Shell Oil has proposed to drill ten exploratory wells in the Arctic Ocean in 2012-13, a major expansion of an earlier proposal to drill three wells in 2011.  Citing Shell’s “world-class capabilities” and numerous safeguards in place, the company expressed optimism that the Obama Administration will approve its plans.

In related news not announced by Shell, the company continues its efforts to limit environmental oversight of its operations.  Shell has twice tried to obtain “minor source” air quality permits under the Clean Air Act, for example, which unlike “major source” permits do not require the application of “best available technology,” usually considered a component of “world-class” equipment and operations.  Each time, the Environmental Appeals Board rejected the less-stringent permit for not complying with the Clean Air Act.  Shell also voluntary withdrew a third “minor source” permit it had persuaded EPA to issue. 

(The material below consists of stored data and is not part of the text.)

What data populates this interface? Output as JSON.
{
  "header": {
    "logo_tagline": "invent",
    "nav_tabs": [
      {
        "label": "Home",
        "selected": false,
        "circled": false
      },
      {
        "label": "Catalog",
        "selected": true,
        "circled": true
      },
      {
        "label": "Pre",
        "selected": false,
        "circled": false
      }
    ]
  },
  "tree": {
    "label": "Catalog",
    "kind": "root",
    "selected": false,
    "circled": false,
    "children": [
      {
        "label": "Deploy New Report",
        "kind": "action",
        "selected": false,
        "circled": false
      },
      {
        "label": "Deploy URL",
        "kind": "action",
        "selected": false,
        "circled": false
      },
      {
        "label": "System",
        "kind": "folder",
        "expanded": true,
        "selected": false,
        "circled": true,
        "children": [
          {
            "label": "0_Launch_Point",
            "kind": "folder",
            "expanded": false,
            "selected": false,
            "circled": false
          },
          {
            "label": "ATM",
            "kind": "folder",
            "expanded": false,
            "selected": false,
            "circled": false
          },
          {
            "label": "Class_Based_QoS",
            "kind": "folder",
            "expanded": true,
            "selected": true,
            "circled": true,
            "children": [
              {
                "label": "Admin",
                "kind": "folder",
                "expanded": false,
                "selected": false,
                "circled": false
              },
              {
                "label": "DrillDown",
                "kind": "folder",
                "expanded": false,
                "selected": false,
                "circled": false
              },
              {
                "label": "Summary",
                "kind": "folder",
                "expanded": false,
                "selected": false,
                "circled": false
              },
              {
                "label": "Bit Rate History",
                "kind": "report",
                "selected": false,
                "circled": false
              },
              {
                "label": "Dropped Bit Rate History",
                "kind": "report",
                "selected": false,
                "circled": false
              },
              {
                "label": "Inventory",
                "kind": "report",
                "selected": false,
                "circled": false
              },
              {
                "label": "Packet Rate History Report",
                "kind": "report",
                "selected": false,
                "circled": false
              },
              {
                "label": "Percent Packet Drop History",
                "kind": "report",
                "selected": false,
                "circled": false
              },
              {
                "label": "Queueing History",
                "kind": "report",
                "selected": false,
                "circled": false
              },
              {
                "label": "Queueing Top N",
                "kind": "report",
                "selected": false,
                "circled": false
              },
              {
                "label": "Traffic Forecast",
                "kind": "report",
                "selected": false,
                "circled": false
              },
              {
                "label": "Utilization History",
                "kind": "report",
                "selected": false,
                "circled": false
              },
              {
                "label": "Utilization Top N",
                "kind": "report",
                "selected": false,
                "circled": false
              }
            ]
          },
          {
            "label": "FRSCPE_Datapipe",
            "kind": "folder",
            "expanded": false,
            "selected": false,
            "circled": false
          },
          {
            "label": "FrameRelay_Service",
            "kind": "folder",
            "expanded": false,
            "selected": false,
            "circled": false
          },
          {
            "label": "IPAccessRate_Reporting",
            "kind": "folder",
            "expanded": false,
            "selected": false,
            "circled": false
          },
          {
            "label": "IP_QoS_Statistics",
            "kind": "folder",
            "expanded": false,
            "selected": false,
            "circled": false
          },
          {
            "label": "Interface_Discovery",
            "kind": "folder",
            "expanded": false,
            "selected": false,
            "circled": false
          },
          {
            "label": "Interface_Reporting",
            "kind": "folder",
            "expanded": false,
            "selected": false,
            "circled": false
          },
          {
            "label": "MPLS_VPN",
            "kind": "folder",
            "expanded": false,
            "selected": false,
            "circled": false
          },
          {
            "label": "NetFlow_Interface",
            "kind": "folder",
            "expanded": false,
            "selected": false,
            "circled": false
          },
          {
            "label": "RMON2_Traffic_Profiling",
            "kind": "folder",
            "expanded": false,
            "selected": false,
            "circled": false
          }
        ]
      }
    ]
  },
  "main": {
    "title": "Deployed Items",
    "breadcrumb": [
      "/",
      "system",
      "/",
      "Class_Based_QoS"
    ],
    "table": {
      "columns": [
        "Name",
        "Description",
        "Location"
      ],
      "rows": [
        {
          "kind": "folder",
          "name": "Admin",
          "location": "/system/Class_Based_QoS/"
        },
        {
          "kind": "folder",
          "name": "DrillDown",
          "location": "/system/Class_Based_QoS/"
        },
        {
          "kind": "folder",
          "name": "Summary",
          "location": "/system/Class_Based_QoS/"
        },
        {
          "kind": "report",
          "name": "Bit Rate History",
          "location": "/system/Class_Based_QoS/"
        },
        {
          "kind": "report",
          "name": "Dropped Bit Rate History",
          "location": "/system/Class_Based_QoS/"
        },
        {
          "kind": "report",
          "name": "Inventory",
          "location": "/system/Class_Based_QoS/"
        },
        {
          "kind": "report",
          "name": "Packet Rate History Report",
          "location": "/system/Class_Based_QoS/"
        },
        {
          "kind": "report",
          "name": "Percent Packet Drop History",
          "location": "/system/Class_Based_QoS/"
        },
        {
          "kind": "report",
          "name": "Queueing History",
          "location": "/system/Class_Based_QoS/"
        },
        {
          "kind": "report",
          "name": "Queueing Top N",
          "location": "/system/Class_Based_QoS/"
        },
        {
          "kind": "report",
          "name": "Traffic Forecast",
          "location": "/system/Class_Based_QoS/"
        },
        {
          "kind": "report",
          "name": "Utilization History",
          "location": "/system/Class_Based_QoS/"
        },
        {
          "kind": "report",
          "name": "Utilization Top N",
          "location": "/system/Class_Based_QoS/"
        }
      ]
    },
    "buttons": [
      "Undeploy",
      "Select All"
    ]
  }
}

Shell blames EPA for five years of permitting delay rather than its own insistence on weak permits resting on shaky grounds, and the oil industry’s friends in Congress are singing the same tune.  Shell testified at a recent hearing of the House Energy and Power subcommittee in support of a bill that would conveniently eliminate the pesky Environmental Appeals Board, also arguing that the “focus is on air quality at the onshore locations, not the offshore locations.  This is consistent with the purpose of the Clean Air Act, i.e., to protect public health and the environment.”

Um, right, because unlike pollution on land, pollution in the water is not important for public health or the environment.

These are the people we’re supposed to trust to operate safely and responsibly in the Arctic?